In mathematical induction, we deal with positive integers. These are numbers that are greater than zero and do not include fractions or decimals. Essentially, they are whole numbers like 1, 2, 3, and so on. When a property is to be proven for all positive integers, it means we want to show that every number in this list satisfies the given statement. Understanding positive integers is crucial when using mathematical induction. This is because the method allows us to logically validate that if a property holds for one positive integer, then it must hold for the next one, and by extension, all positive integers. This step-by-step progression forms the heart of why induction is a powerful mathematical tool.

The base case is the starting point of mathematical induction. It involves verifying that the given property holds for the smallest positive integer, usually 1. In our original exercise, this means checking whether \( (ab)^1 = a^1 b^1 \). For the base case to succeed, both sides of the equation must be equal. This step is crucial since missing or incorrect base cases might lead to faulty conclusions subsequently. Think of the base case as the foundation of a tall building. If it is stable, we can confidently add more floors. Thus, proving the base case ensures that we can begin using induction with a strong starting point.

Once we establish the base case, we move on to the next phase known as the inductive hypothesis. This requires us to assume that the property is true for some arbitrary positive integer, say \( n = k \). In our case, the assumption is \( (ab)^k = a^k b^k \). It's important to note here that this is purely an assumption and not a proven fact yet.This step acts like a bridge, joining the base case and the next step of proving the next number. Think of the inductive hypothesis as a hypothesis in a science experiment. It's a carefully crafted assumption that helps us explore further and justifies the progression from one integer to the next.

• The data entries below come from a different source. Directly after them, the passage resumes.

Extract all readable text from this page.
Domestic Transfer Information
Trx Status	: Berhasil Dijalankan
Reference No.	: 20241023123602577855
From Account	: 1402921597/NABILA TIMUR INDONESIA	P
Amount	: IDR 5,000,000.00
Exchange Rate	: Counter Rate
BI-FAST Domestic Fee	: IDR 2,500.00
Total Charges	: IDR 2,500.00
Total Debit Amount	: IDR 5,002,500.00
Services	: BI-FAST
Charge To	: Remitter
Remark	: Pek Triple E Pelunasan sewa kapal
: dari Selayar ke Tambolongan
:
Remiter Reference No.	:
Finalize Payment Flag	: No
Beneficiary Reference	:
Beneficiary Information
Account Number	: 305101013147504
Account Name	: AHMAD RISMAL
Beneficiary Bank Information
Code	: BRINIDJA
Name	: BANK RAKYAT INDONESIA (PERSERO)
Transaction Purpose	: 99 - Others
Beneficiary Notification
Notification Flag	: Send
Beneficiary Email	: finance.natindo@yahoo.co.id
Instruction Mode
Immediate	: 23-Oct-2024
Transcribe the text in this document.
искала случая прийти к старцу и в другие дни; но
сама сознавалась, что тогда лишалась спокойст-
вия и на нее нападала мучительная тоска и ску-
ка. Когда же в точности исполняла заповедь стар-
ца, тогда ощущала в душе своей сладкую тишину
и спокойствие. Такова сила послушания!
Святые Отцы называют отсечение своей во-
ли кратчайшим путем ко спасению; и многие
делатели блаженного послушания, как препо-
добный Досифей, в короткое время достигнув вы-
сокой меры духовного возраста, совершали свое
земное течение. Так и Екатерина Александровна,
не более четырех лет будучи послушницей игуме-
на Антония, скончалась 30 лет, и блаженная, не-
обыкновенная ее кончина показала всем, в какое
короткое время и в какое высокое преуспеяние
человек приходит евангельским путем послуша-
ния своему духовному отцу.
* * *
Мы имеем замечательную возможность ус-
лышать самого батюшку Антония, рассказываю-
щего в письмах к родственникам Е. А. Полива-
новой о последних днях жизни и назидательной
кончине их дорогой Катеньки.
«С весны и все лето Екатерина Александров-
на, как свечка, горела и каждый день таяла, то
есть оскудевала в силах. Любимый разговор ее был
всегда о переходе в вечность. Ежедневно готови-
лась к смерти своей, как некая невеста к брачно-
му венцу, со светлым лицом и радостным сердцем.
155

In the inductive step, we prove that if the property holds for \( n = k \), then it must also hold for \( n = k + 1 \). This step relies heavily on our inductive hypothesis. For our particular problem, we aim to prove \( (ab)^{k+1} = a^{k+1} b^{k+1} \).To demonstrate this, we start from \( (ab)^{k+1} \). Using the previous assumption \( (ab)^k = a^k b^k \), we can simplify \( (ab)^{k+1} = (ab)^k \cdot (ab) \) into \( a^k b^k \cdot a b \), which further simplifies straightforwardly to \( a^{k+1} b^{k+1} \). The inductive step solidifies the entire process of mathematical induction. It's akin to taking a leap forward, equipped with the stepping stone provided by the inductive hypothesis. Completing this step means assuring that our property holds not just for one instance but progresses universally, justifying its proof for all positive integers.